When launching the pre-budget document, Edward Scicluna, the Minister of Finance, “expressed concern about the low inflation rate that could create pressure for wage cuts, which he insisted were not acceptable”.

That, in my view, is an honest reference to one of the risks associated with the low inflation rates registered by the National Statistics Office since March 2013 but there are other risks which were not mentioned and which could impact our economy in the medium term, especially if the period of low inflation or disinflation is a prolonged one.

According to the minister, economic growth target is on track. One cannot argue against Malta’s growth potential but whether it always translates into real economic growth remains to be seen – especially given our reliance on the euro­zone economies, where growth recovery remains slow. Though we have seen positive signals, the collective GDP in major eurozone economies has virtually stagnated. The effect of harsher san­ctions on Russia will act as another drag on the eurozone economies.

On top of this, the eurozone is experiencing extraordinary low inflation rates with bond yields falling below one per cent in some cases. This, of course, is an indication of falling prices unlike (it must be said) Britain where the economy is showing encouraging signs of recovery after very bold political decisions on structural reforms.

The same cannot be said of most eurozone economies where commitment to structural reform has been sidelined by an EU lacking the leadership and appetite for farreaching changes.

The eurozone’s tight monetary policy hasn’t helped either.

Whereas it has been argued that loosening the reins of fiscal policy would stimulate economic growth, I’m not sure that will come about automatically if eurozone leaders are swayed by public opinion and are not committed to structural reform.

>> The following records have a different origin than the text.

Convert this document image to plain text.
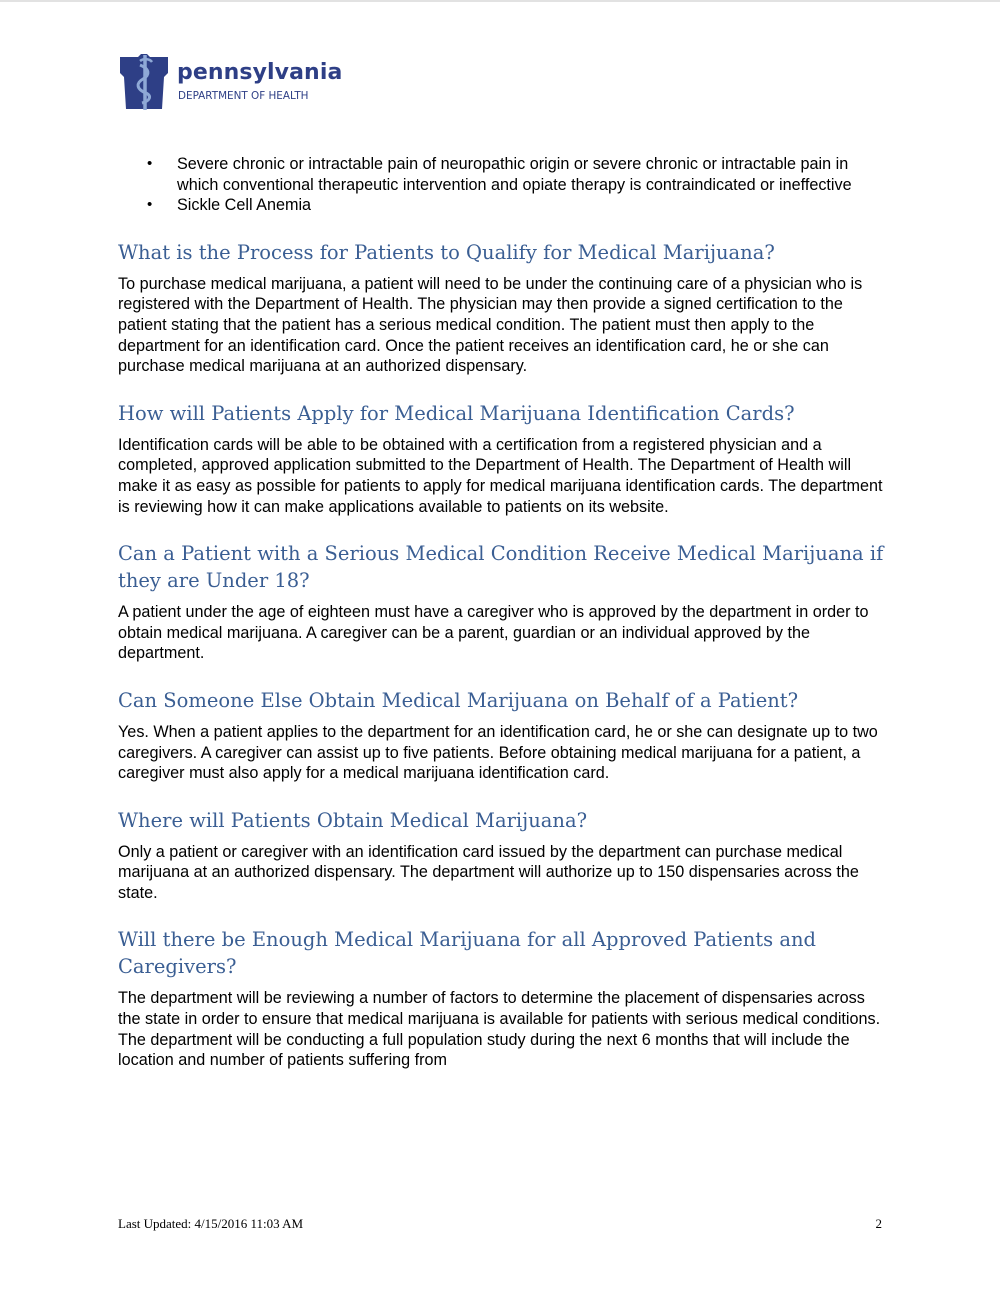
pennsylvania
DEPARTMENT OF HEALTH
• Severe chronic or intractable pain of neuropathic origin or severe chronic or intractable pain in which conventional therapeutic intervention and opiate therapy is contraindicated or ineffective
• Sickle Cell Anemia
What is the Process for Patients to Qualify for Medical Marijuana?

To purchase medical marijuana, a patient will need to be under the continuing care of a physician who is registered with the Department of Health. The physician may then provide a signed certification to the patient stating that the patient has a serious medical condition. The patient must then apply to the department for an identification card. Once the patient receives an identification card, he or she can purchase medical marijuana at an authorized dispensary.

How will Patients Apply for Medical Marijuana Identification Cards?

Identification cards will be able to be obtained with a certification from a registered physician and a completed, approved application submitted to the Department of Health. The Department of Health will make it as easy as possible for patients to apply for medical marijuana identification cards. The department is reviewing how it can make applications available to patients on its website.

Can a Patient with a Serious Medical Condition Receive Medical Marijuana if they are Under 18?

A patient under the age of eighteen must have a caregiver who is approved by the department in order to obtain medical marijuana. A caregiver can be a parent, guardian or an individual approved by the department.

Can Someone Else Obtain Medical Marijuana on Behalf of a Patient?

Yes. When a patient applies to the department for an identification card, he or she can designate up to two caregivers. A caregiver can assist up to five patients. Before obtaining medical marijuana for a patient, a caregiver must also apply for a medical marijuana identification card.

Where will Patients Obtain Medical Marijuana?

Only a patient or caregiver with an identification card issued by the department can purchase medical marijuana at an authorized dispensary. The department will authorize up to 150 dispensaries across the state.

Will there be Enough Medical Marijuana for all Approved Patients and Caregivers?

The department will be reviewing a number of factors to determine the placement of dispensaries across the state in order to ensure that medical marijuana is available for patients with serious medical conditions. The department will be conducting a full population study during the next 6 months that will include the location and number of patients suffering from

Last Updated: 4/15/2016 11:03 AM	2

There needs to be a stronger commitment to structural reform to enhance our economy’s competitiveness

This brings me to the risks of disinflationary expectations where households across the eurozone are seemingly delaying purchases with retail sales dropping 2.5 per cent in July when compared to the same month last year – although it must be pointed out that the latest figures on consumption show an increase in volume terms..

Disinflationary expectations could also cause local companies to delay investment if they believe cheaper finance would be available in the future. Though the Maltese economy doesn’t have the same slack as say Italy or Spain, the risks of disinflation cannot ignored.

Of course, consumers would welcome lower prices but, as stated by the Minister of Finance, the risks of falling income are a matter of concern since falling incomes would raise debt burdens on households thereby reducing spending on goods and services at a time when economic growth is to a significant extent dependent on consumption.

Deflation risks are, of course, greater in major eurozone econo­mies, especially in the weaker eco­no­mies. To mitigate the risks of low rates of inflation or disinflation, new policies and initiatives are needed locally to further encourage investment. There needs to be a stronger commitment to structural reform to enhance our economy’s compe­titive­ness. The forthcoming Budget should set some light on initiatives aimed at reaching this objective.